Turning to FIG. 4, coiled tubing 148 is then attached to the exposed end of the connector sub 124 and to the coiled tubing injector head 150. Any intervening components, such as additional blowout preventers (not shown), are attached to the top of the BOP 108. Once the intervening components are brought to wellbore pressure, the internal rams 112 are opened and the coiled tubing injector head 150 deploys the downhole assembly 114 into the well.

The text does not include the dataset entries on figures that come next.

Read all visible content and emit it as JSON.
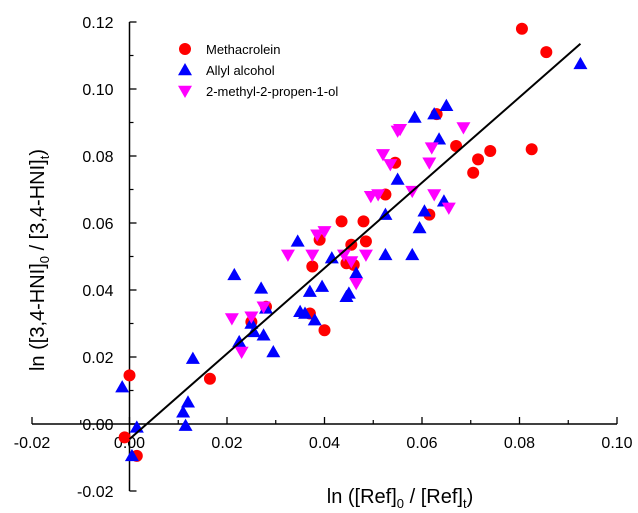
{
  "chart_data": {
    "type": "scatter",
    "xlabel": {
      "pre": "ln ([Ref]",
      "sub1": "0",
      "mid": " / [Ref]",
      "sub2": "t",
      "post": ")"
    },
    "ylabel": {
      "pre": "ln ([3,4-HNI]",
      "sub1": "0",
      "mid": " / [3,4-HNI]",
      "sub2": "t",
      "post": ")"
    },
    "xlim": [
      -0.02,
      0.1
    ],
    "ylim": [
      -0.02,
      0.12
    ],
    "x_ticks": [
      -0.02,
      0.0,
      0.02,
      0.04,
      0.06,
      0.08,
      0.1
    ],
    "x_tick_labels": [
      "-0.02",
      "0.00",
      "0.02",
      "0.04",
      "0.06",
      "0.08",
      "0.10"
    ],
    "y_ticks": [
      -0.02,
      0.0,
      0.02,
      0.04,
      0.06,
      0.08,
      0.1,
      0.12
    ],
    "y_tick_labels": [
      "-0.02",
      "0.00",
      "0.02",
      "0.04",
      "0.06",
      "0.08",
      "0.10",
      "0.12"
    ],
    "legend_position": "top-left",
    "series": [
      {
        "name": "Methacrolein",
        "marker": "circle",
        "color": "#ff0000",
        "points": [
          [
            -0.001,
            -0.004
          ],
          [
            0.0,
            0.0145
          ],
          [
            0.0015,
            -0.0095
          ],
          [
            0.0165,
            0.0135
          ],
          [
            0.025,
            0.0305
          ],
          [
            0.028,
            0.035
          ],
          [
            0.037,
            0.033
          ],
          [
            0.0375,
            0.047
          ],
          [
            0.039,
            0.055
          ],
          [
            0.04,
            0.028
          ],
          [
            0.0435,
            0.0605
          ],
          [
            0.0445,
            0.048
          ],
          [
            0.0455,
            0.0535
          ],
          [
            0.046,
            0.0475
          ],
          [
            0.048,
            0.0605
          ],
          [
            0.0485,
            0.0545
          ],
          [
            0.0525,
            0.0685
          ],
          [
            0.0545,
            0.078
          ],
          [
            0.0615,
            0.0625
          ],
          [
            0.063,
            0.0925
          ],
          [
            0.067,
            0.083
          ],
          [
            0.0705,
            0.075
          ],
          [
            0.0715,
            0.079
          ],
          [
            0.074,
            0.0815
          ],
          [
            0.0805,
            0.118
          ],
          [
            0.0825,
            0.082
          ],
          [
            0.0855,
            0.111
          ]
        ]
      },
      {
        "name": "Allyl alcohol",
        "marker": "triangle-up",
        "color": "#0000ff",
        "points": [
          [
            -0.0015,
            0.011
          ],
          [
            0.0005,
            -0.0095
          ],
          [
            0.0015,
            -0.001
          ],
          [
            0.011,
            0.0035
          ],
          [
            0.0115,
            -0.0005
          ],
          [
            0.012,
            0.0065
          ],
          [
            0.013,
            0.0195
          ],
          [
            0.0215,
            0.0445
          ],
          [
            0.0225,
            0.0245
          ],
          [
            0.025,
            0.03
          ],
          [
            0.0255,
            0.0275
          ],
          [
            0.027,
            0.0405
          ],
          [
            0.0275,
            0.0265
          ],
          [
            0.028,
            0.0345
          ],
          [
            0.0295,
            0.0215
          ],
          [
            0.0345,
            0.0545
          ],
          [
            0.035,
            0.0335
          ],
          [
            0.036,
            0.033
          ],
          [
            0.037,
            0.0395
          ],
          [
            0.038,
            0.031
          ],
          [
            0.0395,
            0.041
          ],
          [
            0.0415,
            0.0495
          ],
          [
            0.0445,
            0.038
          ],
          [
            0.045,
            0.039
          ],
          [
            0.0465,
            0.045
          ],
          [
            0.0525,
            0.0625
          ],
          [
            0.0525,
            0.0505
          ],
          [
            0.055,
            0.073
          ],
          [
            0.058,
            0.0505
          ],
          [
            0.0585,
            0.0915
          ],
          [
            0.0595,
            0.0585
          ],
          [
            0.0605,
            0.0635
          ],
          [
            0.0625,
            0.0925
          ],
          [
            0.0635,
            0.085
          ],
          [
            0.0645,
            0.0665
          ],
          [
            0.065,
            0.095
          ],
          [
            0.0925,
            0.1075
          ]
        ]
      },
      {
        "name": "2-methyl-2-propen-1-ol",
        "marker": "triangle-down",
        "color": "#ff00ff",
        "points": [
          [
            0.021,
            0.0315
          ],
          [
            0.023,
            0.0215
          ],
          [
            0.025,
            0.032
          ],
          [
            0.0275,
            0.035
          ],
          [
            0.0325,
            0.0505
          ],
          [
            0.0375,
            0.0505
          ],
          [
            0.0385,
            0.0565
          ],
          [
            0.04,
            0.0575
          ],
          [
            0.044,
            0.0505
          ],
          [
            0.0455,
            0.0485
          ],
          [
            0.0465,
            0.042
          ],
          [
            0.0485,
            0.0505
          ],
          [
            0.0495,
            0.068
          ],
          [
            0.051,
            0.0685
          ],
          [
            0.052,
            0.0805
          ],
          [
            0.0535,
            0.0775
          ],
          [
            0.055,
            0.0875
          ],
          [
            0.0555,
            0.088
          ],
          [
            0.058,
            0.0695
          ],
          [
            0.0615,
            0.078
          ],
          [
            0.062,
            0.0825
          ],
          [
            0.0625,
            0.0685
          ],
          [
            0.0655,
            0.0645
          ],
          [
            0.0685,
            0.0885
          ]
        ]
      }
    ],
    "fit_line": {
      "x": [
        0.0,
        0.0925
      ],
      "y": [
        -0.0045,
        0.1135
      ],
      "color": "#000000"
    }
  }
}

At the end of the coiled tubing operation, the coiled tubing 148 is retracted until the connector sub 124 is properly positioned adjacent the internal rams 112 of the BOP 108. The internal rams 112 are closed around the connector sub 124, and the injector head 150 and any intervening components can be removed from the well site. The spacer spool 106, hydraulic assembly 102 and pressure isolation connector 104 are then installed and pressurized so that the downhole assembly 114 can be retracted into the spacer spool 106 for disassembly.

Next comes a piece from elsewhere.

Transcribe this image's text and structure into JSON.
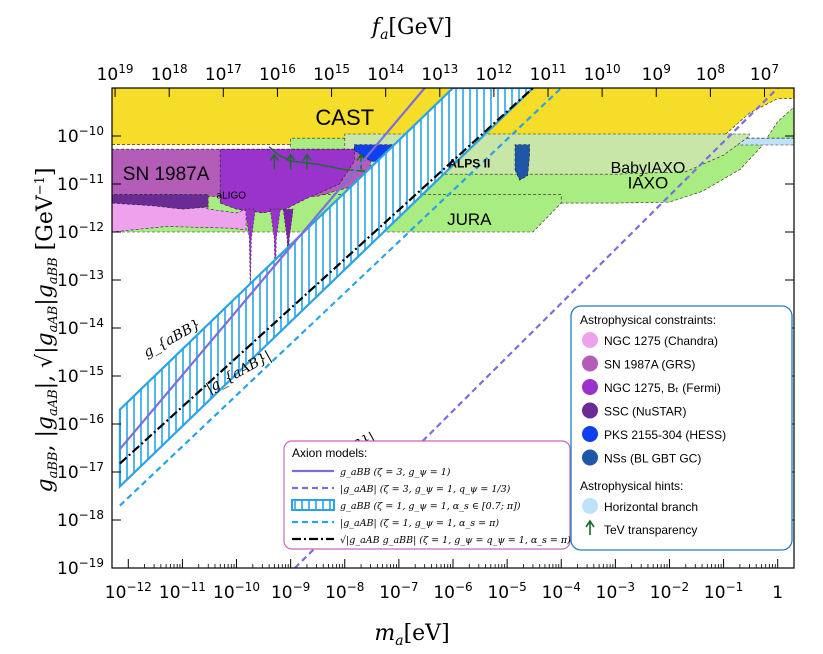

Thus, the preferred embodiment provides for a hydraulically powered lubricator that can be advantageously used to load a downhole assembly in a well in a separate operation before connecting coiled tubing and a coiled tubing injector head. The apparatus and method of the preferred embodiment provide an efficient and safe alternative to conventional lubricators used in combination with coiled tubing systems.

It is clear that the present invention is well adapted to carry out its objectives and attain the ends and advantages mentioned above as well as those inherent therein. While presently preferred embodiments of the invention have been described in varying detail for purposes of disclosure, it will be understood that numerous changes may be made which will readily suggest themselves to those skilled in the art and which are encompassed within the spirit of the invention disclosed herein and in the associated drawings. For example, the hydraulic assembly 102, pressure isolation connector 104 and BOP 108 can be cooperatively used for fishing operations that require substantial “push-and-pull” forces.